In the current setup the robot continued to learnt the behaviour until the fatigue reaches the threshold \(V_{th} = 30\%\). However, the human performance can degrade with fatigue and the robot can potentially learn suboptimal behaviour. If higher thresholds \(V_{th}\) are used, it is reasonable to consider to stop learning before the fatigue reaches such a threshold in order to sample the human at its peak performance. Alternatively, the learning process can be weighted so that data sampled at lower human fatigue has more impact on the learnt robot behaviour. Furthermore, the method could be upgraded to incorporate more complex shared control systems (Dragan and Srinivasa 2013; Nikolaidis et al. 2016; Peternel et al. 2016) to facilitate a continuous co-adaptation based on fatigue and current state of robot skill.

To give the robot an estimation of the human muscle fatigue level, we proposed a new fatigue model based on the measured human EMG signals. More complex models with more complicated calibration procedures and muscle force measurements might give more precise estimation. However, this kind of complexity can hinder the application of such system in real-world scenarios, therefore the trade-off between complexity and applicability should be considered.

Initially, we tried using the median frequency of power density spectrum of measured EMG signal to estimate the human muscle fatigue. It has been shown that the median frequency of power density spectrum decreases and its amplitude increases as a result of muscle fatigue (De Luca 1984). While this kind of estimation was good in case of constant muscle contraction as observed in (De Luca 1984), in case of sawing task the observed estimation was unpredictable and inconsistent. This can probably be attributed to rapid changes in muscle activation amplitude that are required due to the dynamic nature of the selected co-manipulation task. Such changes probably affected the dynamics of observed median frequency. In addition, in such case it is difficult to determine the appropriate sampling window to track the median frequency changes throughout the task execution.

The main advantage of the proposed fatigue model is its easy application and low complexity. Compared to other low-complexity models that are based on force measurement (Ma et al. 2009), our model does not require force sensors.
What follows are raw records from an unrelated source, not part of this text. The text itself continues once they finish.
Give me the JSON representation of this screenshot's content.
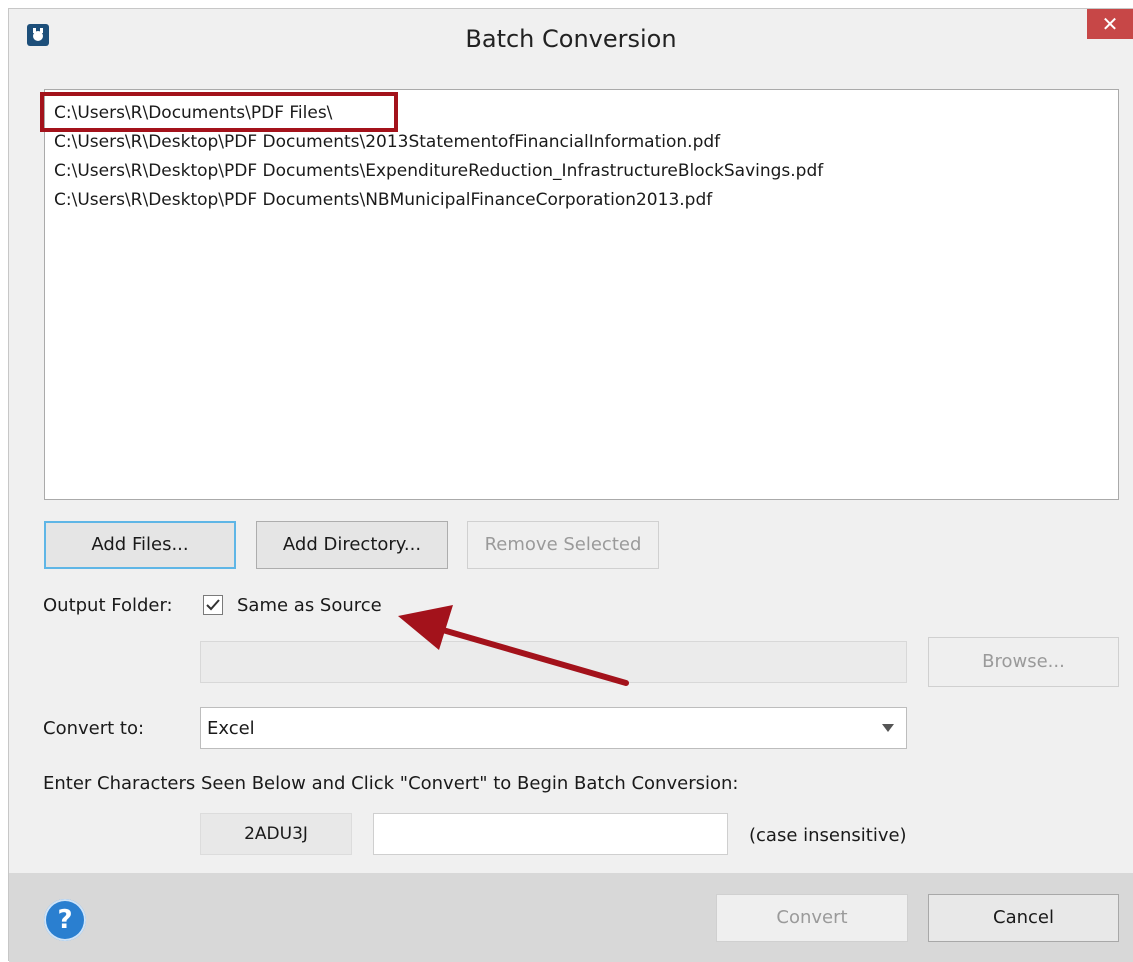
{
  "window": {
    "title": "Batch Conversion",
    "close_symbol": "✕",
    "app_icon": "app-icon"
  },
  "file_list": {
    "items": [
      "C:\\Users\\R\\Documents\\PDF Files\\",
      "C:\\Users\\R\\Desktop\\PDF Documents\\2013StatementofFinancialInformation.pdf",
      "C:\\Users\\R\\Desktop\\PDF Documents\\ExpenditureReduction_InfrastructureBlockSavings.pdf",
      "C:\\Users\\R\\Desktop\\PDF Documents\\NBMunicipalFinanceCorporation2013.pdf"
    ],
    "highlight_color": "#a3121b"
  },
  "buttons": {
    "add_files": "Add Files...",
    "add_directory": "Add Directory...",
    "remove_selected": "Remove Selected",
    "browse": "Browse...",
    "convert": "Convert",
    "cancel": "Cancel"
  },
  "output": {
    "label": "Output Folder:",
    "same_as_source_label": "Same as Source",
    "same_as_source_checked": true,
    "path_value": ""
  },
  "convert_to": {
    "label": "Convert to:",
    "selected": "Excel"
  },
  "captcha": {
    "instruction": "Enter Characters Seen Below and Click \"Convert\" to Begin Batch Conversion:",
    "code": "2ADU3J",
    "input_value": "",
    "hint": "(case insensitive)"
  },
  "footer": {
    "help_symbol": "?"
  },
  "annotation": {
    "arrow_color": "#a3121b"
  }
}
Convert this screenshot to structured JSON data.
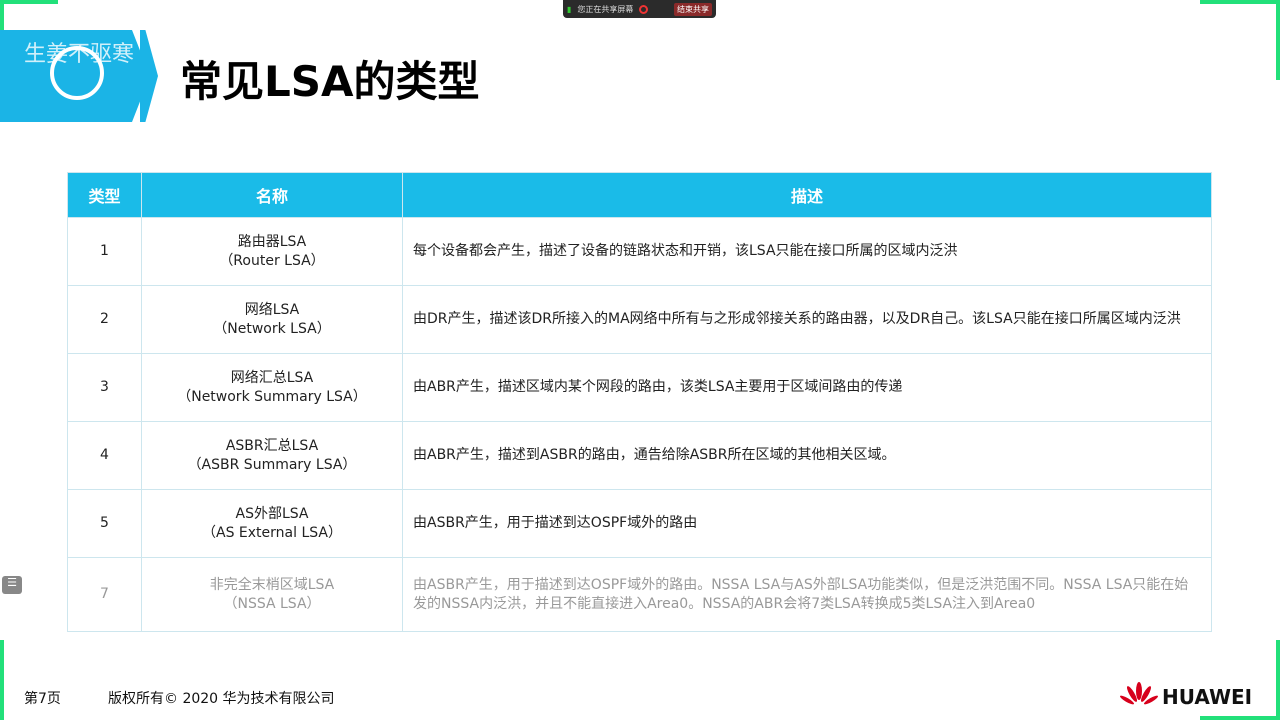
{
  "share_bar": {
    "status": "您正在共享屏幕",
    "stop": "结束共享"
  },
  "watermark": "生姜不驱寒",
  "title": "常见LSA的类型",
  "table": {
    "headers": [
      "类型",
      "名称",
      "描述"
    ],
    "rows": [
      {
        "type": "1",
        "name": "路由器LSA",
        "name_en": "（Router LSA）",
        "desc": "每个设备都会产生，描述了设备的链路状态和开销，该LSA只能在接口所属的区域内泛洪"
      },
      {
        "type": "2",
        "name": "网络LSA",
        "name_en": "（Network LSA）",
        "desc": "由DR产生，描述该DR所接入的MA网络中所有与之形成邻接关系的路由器，以及DR自己。该LSA只能在接口所属区域内泛洪"
      },
      {
        "type": "3",
        "name": "网络汇总LSA",
        "name_en": "（Network Summary LSA）",
        "desc": "由ABR产生，描述区域内某个网段的路由，该类LSA主要用于区域间路由的传递"
      },
      {
        "type": "4",
        "name": "ASBR汇总LSA",
        "name_en": "（ASBR Summary LSA）",
        "desc": "由ABR产生，描述到ASBR的路由，通告给除ASBR所在区域的其他相关区域。"
      },
      {
        "type": "5",
        "name": "AS外部LSA",
        "name_en": "（AS External LSA）",
        "desc": "由ASBR产生，用于描述到达OSPF域外的路由"
      },
      {
        "type": "7",
        "name": "非完全末梢区域LSA",
        "name_en": "（NSSA LSA）",
        "desc": "由ASBR产生，用于描述到达OSPF域外的路由。NSSA LSA与AS外部LSA功能类似，但是泛洪范围不同。NSSA LSA只能在始发的NSSA内泛洪，并且不能直接进入Area0。NSSA的ABR会将7类LSA转换成5类LSA注入到Area0"
      }
    ]
  },
  "footer": {
    "page": "第7页",
    "copyright": "版权所有© 2020 华为技术有限公司",
    "brand": "HUAWEI"
  }
}
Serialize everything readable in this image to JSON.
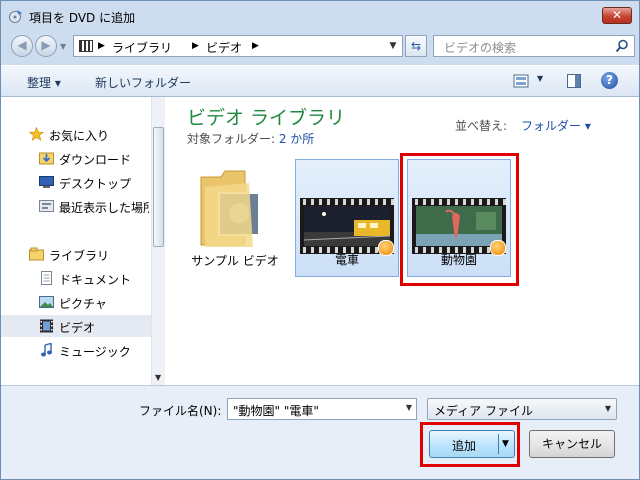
{
  "window": {
    "title": "項目を DVD に追加",
    "close_label": "✕"
  },
  "navbar": {
    "breadcrumbs": [
      "ライブラリ",
      "ビデオ"
    ],
    "search_placeholder": "ビデオの検索"
  },
  "toolbar": {
    "organize_label": "整理 ▾",
    "new_folder_label": "新しいフォルダー"
  },
  "sidebar": {
    "items": [
      {
        "label": "お気に入り",
        "icon": "star-icon"
      },
      {
        "label": "ダウンロード",
        "icon": "download-folder-icon"
      },
      {
        "label": "デスクトップ",
        "icon": "desktop-icon"
      },
      {
        "label": "最近表示した場所",
        "icon": "recent-places-icon"
      },
      {
        "label": "ライブラリ",
        "icon": "library-icon"
      },
      {
        "label": "ドキュメント",
        "icon": "document-icon"
      },
      {
        "label": "ピクチャ",
        "icon": "picture-icon"
      },
      {
        "label": "ビデオ",
        "icon": "video-icon",
        "selected": true
      },
      {
        "label": "ミュージック",
        "icon": "music-icon"
      }
    ]
  },
  "content": {
    "library_title": "ビデオ ライブラリ",
    "subtitle_prefix": "対象フォルダー: ",
    "subtitle_link": "2 か所",
    "sort_label": "並べ替え:",
    "sort_value": "フォルダー ▾",
    "items": [
      {
        "label": "サンプル ビデオ",
        "type": "folder"
      },
      {
        "label": "電車",
        "type": "video",
        "selected": true
      },
      {
        "label": "動物園",
        "type": "video",
        "selected": true
      }
    ]
  },
  "footer": {
    "filename_label": "ファイル名(N):",
    "filename_value": "\"動物園\" \"電車\"",
    "filetype_value": "メディア ファイル",
    "add_label": "追加",
    "cancel_label": "キャンセル"
  },
  "colors": {
    "library_title": "#1e8a3f",
    "highlight_box": "#e00000",
    "link": "#1e4ea8"
  }
}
While measuring arm force at the endpoint or joint torque can be straightforward, it can only measure the combined contribution of the entire arm or joint. On the other hand, EMG can be placed to individual muscles and effort can be estimated separately. However, if muscle force can be directly measured, the effort estimation might be better since EMG measurement is subject to a certain amount of noise. The main limitation of the proposed fatigue model compared to more complex models (Giat et al. 1993; Ding et al. 2000; Liu et al. 2002) is limited precision. For example, more precise models include representation of muscle activity on a fibre level. In such a model the muscle fibres are split into there groups (active, fatigued and resting units) and their function is considered separately (Liu et al. 2002). However, the precision and complexity may limit the model application compared to less complex models.

The proposed method could be applied in industry to prevent productivity and health issues related to overwork and physical fatigue. The estimated fatigue could be used to pull any particular worker from the production line when a certain level of fatigue is estimated. Such procedures could potentially be effective in reducing negative socioeconomic impacts associated with excessive workload and injuries at workplace and maintain good productivity of workers.

The scope of this paper was to introduce and experimentally validate the proposed human–robot collaboration method. Our current goal was to devise easy-to-use and easy-to-calibrate human fatigue model that can be applicable in practical human–robot collaboration tasks. In future, we will consider a more detailed study of the fatigue model from biomechanical perspective.